No decurso do encontro no Kremoin entre os dois Presidentes, o russo lembrou que em 2024, as trocas comerciais entre a Rússia e o continente africano cresceram 10%, o que deixa perceber que existe um empenho dos dois lados para que tal aconteça.

Mas Putin disse ainda, segundo a agência de notícias, que "as relações comerciais entre os dois países requerem seguramente uma atenção cuidada de ambas as partes", mostrando, todavia, abertura para que estas tenham em breve um forte incremento.

"Existem bons alicerces e boas oportunidades para esse momento, e muitas das empresas estão viradas para aproveitar as oportunidades que se lhes apresentarem nos mercados africanos e na Guiné-Bissau seguramente", avançou o chefe do Kremlin.

Sissoco Embalo não foi parco em garantias de interesse no aprofundamento das relações entre os dois países: "Estou aqui para reafirmar a solidez das nossas relações de amizade, porque esta é uma ligação de fraternidade que sempre existiu".

Quando Putin diz que este reforço da parceria tem de ser cuidadosamente analisado, provavelmente tem em consideração que a situação política interna na Guiné-Bissau é, como há décadas, tensa, e desta feita, muito por causa da urgência da realização de eleições como fim do mandato do actual Presidente.

A oposição diz que o mandato terminou esta semana e a Presidência, com o apoio do Tribunal Supremo aponta essa data para o início de Setembro.

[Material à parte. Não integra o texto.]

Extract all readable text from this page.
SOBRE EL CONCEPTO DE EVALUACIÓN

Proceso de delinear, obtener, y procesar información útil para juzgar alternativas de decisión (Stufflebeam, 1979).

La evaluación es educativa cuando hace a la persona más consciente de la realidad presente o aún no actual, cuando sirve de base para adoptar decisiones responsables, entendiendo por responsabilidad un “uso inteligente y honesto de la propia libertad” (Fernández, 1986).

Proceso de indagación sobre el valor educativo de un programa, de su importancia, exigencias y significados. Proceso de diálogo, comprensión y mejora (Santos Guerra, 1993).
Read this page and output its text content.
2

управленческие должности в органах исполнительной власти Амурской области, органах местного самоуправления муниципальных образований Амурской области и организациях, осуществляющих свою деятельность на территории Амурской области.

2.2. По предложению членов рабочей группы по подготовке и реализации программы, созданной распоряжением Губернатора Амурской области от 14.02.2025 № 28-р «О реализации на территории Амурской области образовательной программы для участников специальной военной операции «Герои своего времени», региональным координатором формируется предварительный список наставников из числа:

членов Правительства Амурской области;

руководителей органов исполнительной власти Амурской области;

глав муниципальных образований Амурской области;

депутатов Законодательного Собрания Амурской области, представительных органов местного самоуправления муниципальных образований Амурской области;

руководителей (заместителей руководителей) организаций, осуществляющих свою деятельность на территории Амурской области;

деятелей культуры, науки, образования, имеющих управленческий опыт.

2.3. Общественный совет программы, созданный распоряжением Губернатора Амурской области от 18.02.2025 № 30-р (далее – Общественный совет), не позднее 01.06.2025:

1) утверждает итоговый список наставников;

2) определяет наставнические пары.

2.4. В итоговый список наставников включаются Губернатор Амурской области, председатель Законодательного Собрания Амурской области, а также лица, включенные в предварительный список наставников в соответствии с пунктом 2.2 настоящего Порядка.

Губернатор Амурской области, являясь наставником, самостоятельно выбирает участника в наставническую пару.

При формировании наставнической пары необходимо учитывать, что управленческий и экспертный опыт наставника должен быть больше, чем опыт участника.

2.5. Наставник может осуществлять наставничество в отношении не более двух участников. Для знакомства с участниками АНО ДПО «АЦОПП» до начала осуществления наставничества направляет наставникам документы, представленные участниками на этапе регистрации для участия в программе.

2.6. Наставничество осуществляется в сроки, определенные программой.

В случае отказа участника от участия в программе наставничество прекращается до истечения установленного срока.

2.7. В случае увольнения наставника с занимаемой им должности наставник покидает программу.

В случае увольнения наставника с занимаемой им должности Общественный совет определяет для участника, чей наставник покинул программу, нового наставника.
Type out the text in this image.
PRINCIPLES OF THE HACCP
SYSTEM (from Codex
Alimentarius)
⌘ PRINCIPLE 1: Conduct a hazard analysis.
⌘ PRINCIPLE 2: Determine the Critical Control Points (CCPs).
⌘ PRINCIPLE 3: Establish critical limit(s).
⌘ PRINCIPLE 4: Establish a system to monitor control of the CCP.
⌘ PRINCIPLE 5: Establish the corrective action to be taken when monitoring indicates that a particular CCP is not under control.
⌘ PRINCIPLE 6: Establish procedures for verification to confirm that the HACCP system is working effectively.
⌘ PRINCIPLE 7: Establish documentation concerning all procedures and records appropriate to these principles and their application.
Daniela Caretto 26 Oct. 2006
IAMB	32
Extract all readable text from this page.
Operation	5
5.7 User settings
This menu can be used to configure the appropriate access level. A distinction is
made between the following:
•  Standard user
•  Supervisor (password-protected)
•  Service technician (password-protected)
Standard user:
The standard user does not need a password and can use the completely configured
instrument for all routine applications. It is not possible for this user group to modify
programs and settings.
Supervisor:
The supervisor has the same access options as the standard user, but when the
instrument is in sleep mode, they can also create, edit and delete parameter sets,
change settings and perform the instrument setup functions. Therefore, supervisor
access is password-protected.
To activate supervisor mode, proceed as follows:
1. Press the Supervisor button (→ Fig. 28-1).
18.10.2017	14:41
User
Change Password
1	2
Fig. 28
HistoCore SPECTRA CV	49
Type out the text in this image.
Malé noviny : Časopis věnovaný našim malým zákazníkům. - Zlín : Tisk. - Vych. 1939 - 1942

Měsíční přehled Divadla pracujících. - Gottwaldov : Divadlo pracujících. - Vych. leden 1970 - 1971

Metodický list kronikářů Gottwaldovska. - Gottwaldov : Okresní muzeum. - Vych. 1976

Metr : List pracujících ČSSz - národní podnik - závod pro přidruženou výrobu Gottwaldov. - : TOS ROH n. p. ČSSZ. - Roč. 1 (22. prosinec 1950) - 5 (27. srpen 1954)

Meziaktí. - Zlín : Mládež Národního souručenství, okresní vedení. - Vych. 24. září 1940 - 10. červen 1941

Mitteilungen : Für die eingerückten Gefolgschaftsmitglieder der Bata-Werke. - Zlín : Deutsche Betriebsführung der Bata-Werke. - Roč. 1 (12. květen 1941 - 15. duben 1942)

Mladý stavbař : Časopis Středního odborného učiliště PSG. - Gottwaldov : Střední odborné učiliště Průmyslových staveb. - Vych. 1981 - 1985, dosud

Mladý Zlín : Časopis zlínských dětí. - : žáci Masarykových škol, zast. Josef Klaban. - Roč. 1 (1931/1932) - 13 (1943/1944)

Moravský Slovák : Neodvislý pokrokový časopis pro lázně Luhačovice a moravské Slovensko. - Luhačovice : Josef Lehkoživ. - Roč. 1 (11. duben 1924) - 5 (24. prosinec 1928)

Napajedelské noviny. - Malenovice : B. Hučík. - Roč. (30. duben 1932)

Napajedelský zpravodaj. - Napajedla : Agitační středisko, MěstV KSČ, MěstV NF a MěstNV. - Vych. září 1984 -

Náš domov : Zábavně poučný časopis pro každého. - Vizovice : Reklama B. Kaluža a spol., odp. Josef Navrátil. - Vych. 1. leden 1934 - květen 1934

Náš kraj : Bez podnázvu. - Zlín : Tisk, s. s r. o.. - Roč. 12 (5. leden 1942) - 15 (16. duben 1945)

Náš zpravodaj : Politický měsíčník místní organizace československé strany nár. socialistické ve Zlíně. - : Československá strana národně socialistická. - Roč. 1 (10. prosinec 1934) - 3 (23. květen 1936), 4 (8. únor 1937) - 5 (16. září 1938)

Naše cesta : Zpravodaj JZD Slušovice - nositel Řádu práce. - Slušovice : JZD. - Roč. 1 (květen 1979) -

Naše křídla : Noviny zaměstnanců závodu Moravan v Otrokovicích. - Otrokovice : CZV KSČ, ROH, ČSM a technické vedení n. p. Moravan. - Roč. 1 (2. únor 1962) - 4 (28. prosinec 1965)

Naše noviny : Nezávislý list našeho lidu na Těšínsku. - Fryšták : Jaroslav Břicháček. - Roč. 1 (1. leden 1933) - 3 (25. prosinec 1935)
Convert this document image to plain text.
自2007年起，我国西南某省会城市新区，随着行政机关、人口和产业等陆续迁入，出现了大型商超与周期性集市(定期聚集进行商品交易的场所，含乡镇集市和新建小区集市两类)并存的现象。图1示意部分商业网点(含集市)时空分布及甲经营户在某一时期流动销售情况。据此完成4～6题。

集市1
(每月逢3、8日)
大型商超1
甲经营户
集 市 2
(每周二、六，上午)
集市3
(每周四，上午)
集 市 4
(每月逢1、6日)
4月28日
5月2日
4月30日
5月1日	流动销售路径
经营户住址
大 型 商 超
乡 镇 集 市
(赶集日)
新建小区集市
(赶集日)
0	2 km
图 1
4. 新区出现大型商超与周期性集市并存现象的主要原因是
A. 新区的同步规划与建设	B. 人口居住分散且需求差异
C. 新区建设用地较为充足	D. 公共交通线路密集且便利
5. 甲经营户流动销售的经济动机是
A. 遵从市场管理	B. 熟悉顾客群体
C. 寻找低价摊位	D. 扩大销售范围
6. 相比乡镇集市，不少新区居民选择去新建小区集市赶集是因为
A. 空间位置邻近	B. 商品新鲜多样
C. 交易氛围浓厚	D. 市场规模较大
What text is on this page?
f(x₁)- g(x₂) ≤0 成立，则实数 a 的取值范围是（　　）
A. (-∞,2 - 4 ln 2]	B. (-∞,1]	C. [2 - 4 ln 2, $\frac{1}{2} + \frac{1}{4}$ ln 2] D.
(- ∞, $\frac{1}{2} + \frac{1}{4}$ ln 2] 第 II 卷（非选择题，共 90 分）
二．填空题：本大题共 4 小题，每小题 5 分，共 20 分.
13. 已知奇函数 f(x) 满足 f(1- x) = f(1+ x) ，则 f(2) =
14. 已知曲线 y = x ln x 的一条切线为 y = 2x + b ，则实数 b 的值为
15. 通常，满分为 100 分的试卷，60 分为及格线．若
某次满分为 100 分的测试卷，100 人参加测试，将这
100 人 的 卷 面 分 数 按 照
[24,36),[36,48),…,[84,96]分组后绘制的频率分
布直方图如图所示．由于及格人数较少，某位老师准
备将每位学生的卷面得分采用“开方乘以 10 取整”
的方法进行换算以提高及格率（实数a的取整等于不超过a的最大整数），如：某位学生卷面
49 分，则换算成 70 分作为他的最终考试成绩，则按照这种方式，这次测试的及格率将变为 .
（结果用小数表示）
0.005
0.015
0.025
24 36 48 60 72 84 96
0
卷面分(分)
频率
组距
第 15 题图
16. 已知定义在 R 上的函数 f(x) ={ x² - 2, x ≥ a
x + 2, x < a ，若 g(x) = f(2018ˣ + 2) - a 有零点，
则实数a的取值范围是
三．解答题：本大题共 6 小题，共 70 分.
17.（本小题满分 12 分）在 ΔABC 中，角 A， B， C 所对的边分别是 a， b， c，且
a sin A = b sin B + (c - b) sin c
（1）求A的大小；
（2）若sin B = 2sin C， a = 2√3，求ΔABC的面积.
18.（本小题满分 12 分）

Várias personalidades em Bissau acusam o Presidente de tentar encontrar em Moscovo algum tipo de apoio para o prolongamento ilegal do seu mandato, o que será difícil de conseguir, visto que Putin tem actualmente uma situação com algumas semelhanças na Ucrânia.

País com quem a Rússia está em guerra e cujo Presidente, Volodymyr Zelensky, o Kremlin acusa de sofrer de legitimidade democrática porque as eleições deveriam ter tido lugar em Maio de 2024, tendo estas sido proteladas no âmbito da Lei Marcial em vigor no país.